Fig. 21 (b).
The treatment of the hand illustrates the process of artistic evolution, the movement from a bold symbolism in the direction of a more life-like mode of representation. Thus one of the earliest and rudest devices I have met with, though in a few cases only, is that of drawing strokes across the line of the arm by way of digital symbols. Here we have merely a clumsy attempt to convey the abstract idea of branching or bifurcation. These cross-strokes are commonly continued upwards so that the whole visible part of the arm becomes tree-like. It is an important step from this to the drawing of twig-like lines which bifurcate with the line of the arm (Fig. 21 [(a)] and [(b)]).
It is a still more significant advance in the process of evolution when the digital bifurcations are placed rightly, being concentrated in a bunch-like arrangement at the extremity of the arm-line. Here, again, various modes of treatment disclose themselves, marking stages in the development of the artist.
The simplest device would seem to be to draw one short line on either side of the termination of the arm-line so as to produce a rude kind of bird’s foot form. This may be done clumsily by drawing a stroke across at right angles to the line of the arm, or better by two independent strokes making acute angles with this line. These two modes of delineation manifestly represent a restriction of the two varieties of diffuse or dispersed treatment of the fingers already illustrated. Both forms occur among children’s drawings. They may be found among the drawings of savages as well.[[255]]

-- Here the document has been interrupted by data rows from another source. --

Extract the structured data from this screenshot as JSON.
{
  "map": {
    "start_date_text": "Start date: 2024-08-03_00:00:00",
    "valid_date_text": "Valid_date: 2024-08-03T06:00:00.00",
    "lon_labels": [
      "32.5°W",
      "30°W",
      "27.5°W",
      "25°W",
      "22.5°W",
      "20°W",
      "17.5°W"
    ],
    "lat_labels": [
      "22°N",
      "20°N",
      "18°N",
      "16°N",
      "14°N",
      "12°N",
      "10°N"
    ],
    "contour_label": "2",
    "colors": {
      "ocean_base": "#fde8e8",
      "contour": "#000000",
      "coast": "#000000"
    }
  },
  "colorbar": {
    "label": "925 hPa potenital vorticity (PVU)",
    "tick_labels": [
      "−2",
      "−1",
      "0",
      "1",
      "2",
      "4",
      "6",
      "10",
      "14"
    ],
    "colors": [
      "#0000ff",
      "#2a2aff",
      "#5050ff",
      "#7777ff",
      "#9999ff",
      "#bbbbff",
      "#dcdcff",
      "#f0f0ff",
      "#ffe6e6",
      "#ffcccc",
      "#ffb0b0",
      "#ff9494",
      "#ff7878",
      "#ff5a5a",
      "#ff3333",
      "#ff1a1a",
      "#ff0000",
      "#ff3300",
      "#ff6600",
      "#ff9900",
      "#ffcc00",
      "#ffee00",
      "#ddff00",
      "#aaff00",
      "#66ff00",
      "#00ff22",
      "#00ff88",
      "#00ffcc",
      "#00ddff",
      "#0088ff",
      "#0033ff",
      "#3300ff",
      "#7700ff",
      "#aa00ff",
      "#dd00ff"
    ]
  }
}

In this terminal finger-arrangement the number of finger-lines varies greatly, being, in the cases observed by me, frequently four and five, and sometimes even as great as ten. It varies, too, greatly in the drawings of the same child, and in some cases even in the two hands of the same figure, showing that number is not attended to, as may be seen in the two annexed drawings, both by boys of five (Fig. 22 [(a)] and [(b)]). The idea seems to be to set forth a multiplicity of branching fingers, and multiplicity here seems to mean three or more. The same way of representing the hand by a claw-form, in which the number of fingers is three or more, reappears in the drawings of savages (cf. above, p. 339, Fig. 4 [(c)]).[[256]]
Fig. 22 (a).
Fig. 22 (b).
An important advance on these crude devices is seen where an attempt is made to indicate the hand and the relation of the fingers to this. One of the earliest of these attempts takes the form of the well-known toasting-fork or rake hand. Here a line at right angles to that of the arm symbolically represents the hand, and the fingers are set forth by the prongs or teeth (see above, p. 341, Fig. 6 [(a)], and p. 349, Fig. 18 [(a)]). Number is here as little attended to as in the radial arrangements. It is worth noting that this schema seems to be widely diffused among children of different nationalities, and occurs in the drawings of untaught adults. I have not, however, noticed any example of it among savage drawings.